The agency is also looking at Takata inflators supplied after 2002. Its probe includes an examination of air bag explosions in a 2005 Mazda 6, a 2006 Dodge Charger and a 2004 Nissan Sentra.

Chrysler, maker of the Dodge Charger, had not previously been involved in the Takata recall. The Sentra had previously only been recalled for the 2002 and 2003 model years.

Burning Too Fast

Air bags, including those made by Takata, have saved thousands of lives since their widespread adoption in the 1990s, auto makers, regulators and safety advocates agree.

But in order to work, air bags need to inflate in less than half the time it takes to blink an eye—just 40 milliseconds on the passenger side, according to Takata. That requires the use of powerful and potentially dangerous explosives in inflators which require careful handling and precise calibration.

In March 2006, Takata’s air bag plant in Monclova was rocked by a series of explosions that sent a fireball into the air.

Takata uses ammonium nitrate in its inflators, Honda has said. That explosive compound is volatile and highly sensitive to moisture. Other air bag makers, including Takata’s larger Swedish rival, Autoliv Inc., have kept their inflator designs a proprietary secret.

Takata identified several manufacturing problems with its inflators, including some at a plant in Moses Lake, Wash., and at Monclova, where the ammonium nitrate was exposed to too much moisture inside the air-conditioned plant.

The manufacturing glitches meant the inflator propellant could burn too fast and blow apart the metal casing surrounding it, sending out hot gas and shrapnel.

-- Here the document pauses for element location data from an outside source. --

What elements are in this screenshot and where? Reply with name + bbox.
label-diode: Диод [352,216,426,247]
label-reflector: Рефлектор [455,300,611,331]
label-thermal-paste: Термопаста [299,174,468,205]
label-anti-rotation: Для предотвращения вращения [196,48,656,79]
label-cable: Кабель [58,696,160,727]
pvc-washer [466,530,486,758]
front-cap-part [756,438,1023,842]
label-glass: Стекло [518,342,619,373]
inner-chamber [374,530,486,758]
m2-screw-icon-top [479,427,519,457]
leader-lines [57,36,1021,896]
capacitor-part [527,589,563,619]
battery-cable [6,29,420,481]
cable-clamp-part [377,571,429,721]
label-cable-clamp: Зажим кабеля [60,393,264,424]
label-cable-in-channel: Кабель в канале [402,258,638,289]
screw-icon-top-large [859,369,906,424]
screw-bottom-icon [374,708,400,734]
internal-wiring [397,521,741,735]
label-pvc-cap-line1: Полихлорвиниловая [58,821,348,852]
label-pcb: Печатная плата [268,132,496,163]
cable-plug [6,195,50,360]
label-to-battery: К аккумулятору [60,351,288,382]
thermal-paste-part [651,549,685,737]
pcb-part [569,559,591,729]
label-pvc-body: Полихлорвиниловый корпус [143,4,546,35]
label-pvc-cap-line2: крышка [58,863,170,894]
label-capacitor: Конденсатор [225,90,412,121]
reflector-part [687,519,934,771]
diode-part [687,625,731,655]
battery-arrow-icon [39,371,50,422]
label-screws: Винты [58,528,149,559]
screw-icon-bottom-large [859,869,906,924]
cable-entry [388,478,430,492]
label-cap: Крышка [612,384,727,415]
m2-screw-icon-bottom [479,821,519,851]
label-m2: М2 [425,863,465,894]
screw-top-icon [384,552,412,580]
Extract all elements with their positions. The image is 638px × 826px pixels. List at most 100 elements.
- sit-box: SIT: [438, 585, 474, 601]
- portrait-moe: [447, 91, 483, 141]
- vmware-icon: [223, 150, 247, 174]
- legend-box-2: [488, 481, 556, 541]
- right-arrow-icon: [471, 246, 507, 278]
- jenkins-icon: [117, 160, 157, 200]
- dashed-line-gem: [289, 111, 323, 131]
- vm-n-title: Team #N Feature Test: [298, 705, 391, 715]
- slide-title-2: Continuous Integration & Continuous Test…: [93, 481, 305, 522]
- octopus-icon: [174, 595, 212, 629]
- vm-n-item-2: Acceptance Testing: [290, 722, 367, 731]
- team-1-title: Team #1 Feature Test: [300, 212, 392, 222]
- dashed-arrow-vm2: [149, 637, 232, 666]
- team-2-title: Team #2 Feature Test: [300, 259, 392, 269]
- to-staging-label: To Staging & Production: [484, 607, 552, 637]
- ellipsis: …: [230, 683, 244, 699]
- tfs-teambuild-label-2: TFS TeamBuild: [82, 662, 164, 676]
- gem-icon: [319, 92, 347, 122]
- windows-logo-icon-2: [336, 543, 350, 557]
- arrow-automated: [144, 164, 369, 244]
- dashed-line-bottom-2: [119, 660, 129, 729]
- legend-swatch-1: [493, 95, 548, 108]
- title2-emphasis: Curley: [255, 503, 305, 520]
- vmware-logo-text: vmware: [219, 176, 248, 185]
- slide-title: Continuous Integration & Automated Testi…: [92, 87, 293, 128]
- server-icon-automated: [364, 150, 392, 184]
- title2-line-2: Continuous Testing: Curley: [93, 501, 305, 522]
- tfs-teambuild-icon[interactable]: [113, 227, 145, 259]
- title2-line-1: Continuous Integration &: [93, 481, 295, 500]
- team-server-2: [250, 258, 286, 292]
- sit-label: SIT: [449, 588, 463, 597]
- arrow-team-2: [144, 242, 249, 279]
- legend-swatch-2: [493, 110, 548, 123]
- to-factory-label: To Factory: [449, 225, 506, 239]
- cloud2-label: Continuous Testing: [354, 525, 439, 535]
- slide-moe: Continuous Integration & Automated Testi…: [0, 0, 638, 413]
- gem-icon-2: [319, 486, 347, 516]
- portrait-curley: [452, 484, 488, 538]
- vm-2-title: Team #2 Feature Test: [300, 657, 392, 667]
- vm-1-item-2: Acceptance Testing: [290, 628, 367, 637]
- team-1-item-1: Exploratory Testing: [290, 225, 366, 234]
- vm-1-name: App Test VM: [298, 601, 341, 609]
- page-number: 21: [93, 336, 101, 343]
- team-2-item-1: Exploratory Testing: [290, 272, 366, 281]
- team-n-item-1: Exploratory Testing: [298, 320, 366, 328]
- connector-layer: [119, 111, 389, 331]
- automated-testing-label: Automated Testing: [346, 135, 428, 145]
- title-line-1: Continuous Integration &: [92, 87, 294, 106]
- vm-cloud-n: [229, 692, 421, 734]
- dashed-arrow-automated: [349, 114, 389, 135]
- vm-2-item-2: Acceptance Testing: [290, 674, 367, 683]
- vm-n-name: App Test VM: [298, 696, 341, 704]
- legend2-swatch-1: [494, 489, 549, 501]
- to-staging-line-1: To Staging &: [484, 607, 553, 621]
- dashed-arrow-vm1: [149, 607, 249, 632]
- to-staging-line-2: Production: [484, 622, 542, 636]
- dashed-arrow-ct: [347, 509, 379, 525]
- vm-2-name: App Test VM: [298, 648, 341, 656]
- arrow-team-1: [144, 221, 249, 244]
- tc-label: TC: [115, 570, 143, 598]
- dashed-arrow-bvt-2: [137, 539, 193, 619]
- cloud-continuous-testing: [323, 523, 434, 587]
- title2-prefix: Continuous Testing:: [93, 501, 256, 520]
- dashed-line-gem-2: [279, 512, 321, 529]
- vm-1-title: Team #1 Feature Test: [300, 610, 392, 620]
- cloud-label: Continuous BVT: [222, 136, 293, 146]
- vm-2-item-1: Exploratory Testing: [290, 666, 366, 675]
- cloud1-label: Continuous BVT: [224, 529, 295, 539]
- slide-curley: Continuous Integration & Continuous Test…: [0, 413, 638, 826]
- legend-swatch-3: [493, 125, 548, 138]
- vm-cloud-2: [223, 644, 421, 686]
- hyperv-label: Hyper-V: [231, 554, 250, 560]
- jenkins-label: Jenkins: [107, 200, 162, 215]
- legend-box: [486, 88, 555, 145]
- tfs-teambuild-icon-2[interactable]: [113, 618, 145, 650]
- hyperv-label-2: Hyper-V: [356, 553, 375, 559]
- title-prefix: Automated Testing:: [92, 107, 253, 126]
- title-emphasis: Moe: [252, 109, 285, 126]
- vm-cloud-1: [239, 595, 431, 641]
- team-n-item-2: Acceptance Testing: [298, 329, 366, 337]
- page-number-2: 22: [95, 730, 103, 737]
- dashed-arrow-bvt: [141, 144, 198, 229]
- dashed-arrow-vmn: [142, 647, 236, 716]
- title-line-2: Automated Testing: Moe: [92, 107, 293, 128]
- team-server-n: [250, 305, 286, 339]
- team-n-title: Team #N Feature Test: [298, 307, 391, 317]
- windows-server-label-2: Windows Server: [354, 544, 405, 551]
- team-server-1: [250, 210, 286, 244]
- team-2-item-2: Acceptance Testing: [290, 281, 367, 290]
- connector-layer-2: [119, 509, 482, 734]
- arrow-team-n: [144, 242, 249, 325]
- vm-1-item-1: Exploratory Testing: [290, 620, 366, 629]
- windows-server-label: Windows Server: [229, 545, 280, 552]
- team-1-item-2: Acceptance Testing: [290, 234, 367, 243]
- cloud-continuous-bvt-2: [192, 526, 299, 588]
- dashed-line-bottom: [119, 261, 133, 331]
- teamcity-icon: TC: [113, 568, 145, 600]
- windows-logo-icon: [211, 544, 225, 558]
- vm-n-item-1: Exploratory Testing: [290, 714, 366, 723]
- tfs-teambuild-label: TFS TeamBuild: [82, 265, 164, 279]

The recalls have been most costly for Honda. In May 2009, 18-year-old Ashley Parham was driving a 2001 Honda Accord when she bumped into a car in her high school parking lot outside Oklahoma City. The Accord’s air bag exploded and metal shrapnel sliced Parham’s carotid artery. She bled to death, one of two deaths linked to Takata air bags. Honda and Takata settled with Parham’s family out of court and details were not disclosed.

Sean Kane, president of Safety Research and Strategies and a researcher and consultant for plaintiffs’ lawyers, said it was clear past Takata recalls, which began in 2008, had fallen short. “What’s very troubling is that they haven’t resolved this thing once and for all,” he said.

In Japan, drivers who began to respond to recall notices this week were sent home from Toyota dealerships with a yellow warning label on the window visor.

“Warning: Passenger Air Bag Inoperative,” the warning reads. “We recommend you sit in the back seat. If you must sit in the front seat, push it all the way back and use a seatbelt.”

Tomoki Nakagawa, 52, said he was stunned to find his mechanic had turned off the passenger air bag on his silver Noah minivan. He was told to avoid carrying passengers, advice that puzzled and frustrated him.

“I bought a minivan because I need to carry many people. If there is an accident and the injury gets more serious because there was no air bag, how is Toyota going to respond?” he said.

Toyota took the step of disabling passenger-side air bags after consulting with Japan’s transport ministry, which approved the action. The auto maker has told regulators it expects to have replacement parts available around September.

“We temporarily suspended the air bag function on vehicles in Japan until the parts are available because (the ministry) requires a remedy at the time of recall filing,” Toyota spokesman Brian Lyons said. “We considered the lead time of remedy parts preparation, and we prioritized the customer’s safety.”